Wednesday, January 17, 2007

The End Of All Things

It’s the end of the story that kills me. At the end of every television show I’ve ever loved, at the end of almost every movie I’ve loved, at the end of all journeys, my heart aches.

I do not want it to end. I want to stay in the lives of these people and these places. Do not make me go. Don’t leave. Stay with me a little longer.

Lately, I’ve wondered why the ending of these stories bothers me so much. At times, I’m paralyzed by depression for hours after it’s over. Why? They are stories for goodness sakes. They are actors. It’s not real.

And yet it is...

The feelings that arise in me are real. Longing, love, aches, pain, sorrow, joy, laughter, fear, adventure, all of it is real to me. And it hurts when it is over. Why?
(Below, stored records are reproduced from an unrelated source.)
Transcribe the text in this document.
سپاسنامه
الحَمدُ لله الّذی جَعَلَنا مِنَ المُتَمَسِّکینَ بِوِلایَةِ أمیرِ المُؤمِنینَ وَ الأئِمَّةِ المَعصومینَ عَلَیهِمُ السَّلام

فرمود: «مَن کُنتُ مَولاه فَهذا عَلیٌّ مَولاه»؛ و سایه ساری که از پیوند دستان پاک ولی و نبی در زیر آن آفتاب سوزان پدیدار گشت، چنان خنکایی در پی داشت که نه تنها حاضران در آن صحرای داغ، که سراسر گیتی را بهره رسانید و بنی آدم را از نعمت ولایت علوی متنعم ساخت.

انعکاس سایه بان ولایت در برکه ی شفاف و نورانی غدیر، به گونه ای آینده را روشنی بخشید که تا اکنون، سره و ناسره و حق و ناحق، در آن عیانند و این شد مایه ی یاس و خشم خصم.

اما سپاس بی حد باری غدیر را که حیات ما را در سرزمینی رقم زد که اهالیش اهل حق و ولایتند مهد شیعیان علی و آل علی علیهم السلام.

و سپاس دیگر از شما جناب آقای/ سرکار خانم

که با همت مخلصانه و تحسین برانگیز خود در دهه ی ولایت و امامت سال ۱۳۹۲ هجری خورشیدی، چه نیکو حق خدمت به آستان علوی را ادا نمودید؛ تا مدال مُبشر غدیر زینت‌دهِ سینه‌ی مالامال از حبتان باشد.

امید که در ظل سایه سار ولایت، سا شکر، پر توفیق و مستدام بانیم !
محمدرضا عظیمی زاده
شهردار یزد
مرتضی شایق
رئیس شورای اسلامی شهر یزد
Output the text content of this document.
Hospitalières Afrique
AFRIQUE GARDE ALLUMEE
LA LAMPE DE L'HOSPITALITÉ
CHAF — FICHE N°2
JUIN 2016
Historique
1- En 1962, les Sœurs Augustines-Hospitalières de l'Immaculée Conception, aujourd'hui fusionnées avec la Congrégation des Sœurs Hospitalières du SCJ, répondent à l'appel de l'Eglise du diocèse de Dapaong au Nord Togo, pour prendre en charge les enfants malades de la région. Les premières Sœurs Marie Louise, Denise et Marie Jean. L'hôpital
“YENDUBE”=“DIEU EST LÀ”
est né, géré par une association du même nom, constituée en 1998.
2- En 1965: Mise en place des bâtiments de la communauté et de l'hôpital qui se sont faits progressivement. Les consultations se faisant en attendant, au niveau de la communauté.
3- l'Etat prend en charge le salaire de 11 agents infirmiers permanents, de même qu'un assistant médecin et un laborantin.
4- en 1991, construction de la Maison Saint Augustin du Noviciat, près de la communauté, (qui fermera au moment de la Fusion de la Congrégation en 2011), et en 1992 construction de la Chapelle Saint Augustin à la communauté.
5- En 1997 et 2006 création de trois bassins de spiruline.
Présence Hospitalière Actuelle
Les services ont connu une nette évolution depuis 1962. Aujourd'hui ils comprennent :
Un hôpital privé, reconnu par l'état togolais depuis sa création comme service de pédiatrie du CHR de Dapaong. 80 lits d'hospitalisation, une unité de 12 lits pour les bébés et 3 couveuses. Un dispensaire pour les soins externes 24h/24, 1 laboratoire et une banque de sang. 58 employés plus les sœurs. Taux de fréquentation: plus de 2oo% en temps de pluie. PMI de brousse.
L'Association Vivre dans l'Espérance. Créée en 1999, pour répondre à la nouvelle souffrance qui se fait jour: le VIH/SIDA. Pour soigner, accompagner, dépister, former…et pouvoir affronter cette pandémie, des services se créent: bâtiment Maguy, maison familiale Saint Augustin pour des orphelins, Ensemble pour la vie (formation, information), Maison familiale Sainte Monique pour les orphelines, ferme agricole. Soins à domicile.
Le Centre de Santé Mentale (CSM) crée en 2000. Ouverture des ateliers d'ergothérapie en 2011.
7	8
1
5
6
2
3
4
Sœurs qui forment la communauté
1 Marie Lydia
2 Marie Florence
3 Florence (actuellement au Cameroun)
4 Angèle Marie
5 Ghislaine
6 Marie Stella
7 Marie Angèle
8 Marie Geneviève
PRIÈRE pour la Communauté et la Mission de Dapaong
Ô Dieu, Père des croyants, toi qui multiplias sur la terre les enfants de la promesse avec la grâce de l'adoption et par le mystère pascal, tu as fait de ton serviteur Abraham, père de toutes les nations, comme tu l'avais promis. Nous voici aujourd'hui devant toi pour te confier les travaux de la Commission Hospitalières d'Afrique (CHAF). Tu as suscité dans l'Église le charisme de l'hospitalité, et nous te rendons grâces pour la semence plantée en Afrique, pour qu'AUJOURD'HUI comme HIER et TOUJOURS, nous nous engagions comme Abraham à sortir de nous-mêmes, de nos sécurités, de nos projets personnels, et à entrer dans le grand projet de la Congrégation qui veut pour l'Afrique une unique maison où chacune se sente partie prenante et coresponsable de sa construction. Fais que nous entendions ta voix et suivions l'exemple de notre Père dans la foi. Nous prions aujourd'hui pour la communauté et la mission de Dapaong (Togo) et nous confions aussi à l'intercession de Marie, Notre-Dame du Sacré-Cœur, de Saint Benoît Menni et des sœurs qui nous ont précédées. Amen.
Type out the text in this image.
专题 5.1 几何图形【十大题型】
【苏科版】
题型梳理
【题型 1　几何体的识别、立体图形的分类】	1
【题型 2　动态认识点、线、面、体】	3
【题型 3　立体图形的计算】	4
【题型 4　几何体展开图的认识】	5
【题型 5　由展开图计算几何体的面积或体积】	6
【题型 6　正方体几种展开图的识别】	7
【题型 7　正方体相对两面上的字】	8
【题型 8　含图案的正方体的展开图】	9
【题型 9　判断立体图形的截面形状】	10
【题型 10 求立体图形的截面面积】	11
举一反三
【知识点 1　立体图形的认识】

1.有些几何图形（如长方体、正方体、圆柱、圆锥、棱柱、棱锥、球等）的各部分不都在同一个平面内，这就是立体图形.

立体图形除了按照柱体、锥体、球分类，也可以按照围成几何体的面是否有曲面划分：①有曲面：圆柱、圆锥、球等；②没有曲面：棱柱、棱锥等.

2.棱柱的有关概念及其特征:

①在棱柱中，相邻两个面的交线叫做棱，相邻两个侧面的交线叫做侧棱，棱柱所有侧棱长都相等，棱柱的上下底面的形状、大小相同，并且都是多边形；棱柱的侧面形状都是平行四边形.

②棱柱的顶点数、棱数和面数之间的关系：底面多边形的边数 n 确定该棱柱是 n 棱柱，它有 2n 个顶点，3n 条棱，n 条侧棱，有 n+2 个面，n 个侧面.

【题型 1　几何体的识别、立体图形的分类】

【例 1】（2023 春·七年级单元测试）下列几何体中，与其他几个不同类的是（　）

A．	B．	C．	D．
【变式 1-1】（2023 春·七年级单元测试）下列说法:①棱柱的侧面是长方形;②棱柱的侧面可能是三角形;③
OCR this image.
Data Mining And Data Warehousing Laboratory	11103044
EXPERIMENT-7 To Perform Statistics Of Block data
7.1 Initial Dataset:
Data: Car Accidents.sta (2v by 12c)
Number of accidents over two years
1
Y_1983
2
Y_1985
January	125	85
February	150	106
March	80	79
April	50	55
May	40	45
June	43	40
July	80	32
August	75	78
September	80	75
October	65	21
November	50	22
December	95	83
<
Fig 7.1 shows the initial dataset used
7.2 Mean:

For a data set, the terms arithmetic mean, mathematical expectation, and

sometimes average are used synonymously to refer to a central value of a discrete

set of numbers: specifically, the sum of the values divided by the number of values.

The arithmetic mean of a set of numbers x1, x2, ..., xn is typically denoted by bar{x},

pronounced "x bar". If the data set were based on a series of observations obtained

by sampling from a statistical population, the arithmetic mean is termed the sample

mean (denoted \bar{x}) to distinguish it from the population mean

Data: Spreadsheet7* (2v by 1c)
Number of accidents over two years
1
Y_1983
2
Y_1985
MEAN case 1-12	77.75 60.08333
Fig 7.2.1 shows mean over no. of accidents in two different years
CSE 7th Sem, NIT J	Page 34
Because it’s not right. It’s not how things are meant to be. We are supposed to live eternal lives, not temporary ones. Our friends, our lovers, our family, these people and these relationships were designed to last forever. Something has gone wrong. The feelings of longing and sorrow I have at the end of all stories that move me let me know with certainty that something is not right.

Not yet. But it will be. One glorious day, all that has been made temporary will be made eternal. The work has already begun. Christ is daily restoring what has been lost. Even those of his flock that perish, only perish in this world. We WILL see each other again. This is not the end. Our destiny is eternal.

So knowing this, why do I still grieve at the end? I grieve because it still hurts, no matter what I know. That’s life. “It’s real and it hurts,” as Zach Braff once wrote. But it’s NOT all we have. In my opinion it is only the beginning.

Earlier, I said that most movies leave me sad. But not all do. Tonight, I watched one that doesn’t. Near the end of Star Wars, Episode III, life is terrible. The situation could not be any worse. I hurt for many reasons every time I watch the last parts of the movie. All is lost. Darkness, death, and tragedy have prevailed.

Until it reaches the very last moments. Suddenly, as an orphaned baby is given to two new parents, a whisper in the darkness is heard. A light shines. After all the destruction, and all of the heartbreak, two suns shine on a barren land. And from that bottomless pit of despair, a New Hope is born. The end of all things turns out to be only the beginning. The beginning of a new, unimaginable place. An unthought of time that exists outside of time. Freedom. Reality. Life as it was meant to be.

At the end of all things it is the sorrow, not the life that will be fleeting. For He has set eternity in our hearts, and what he gives he does not take away.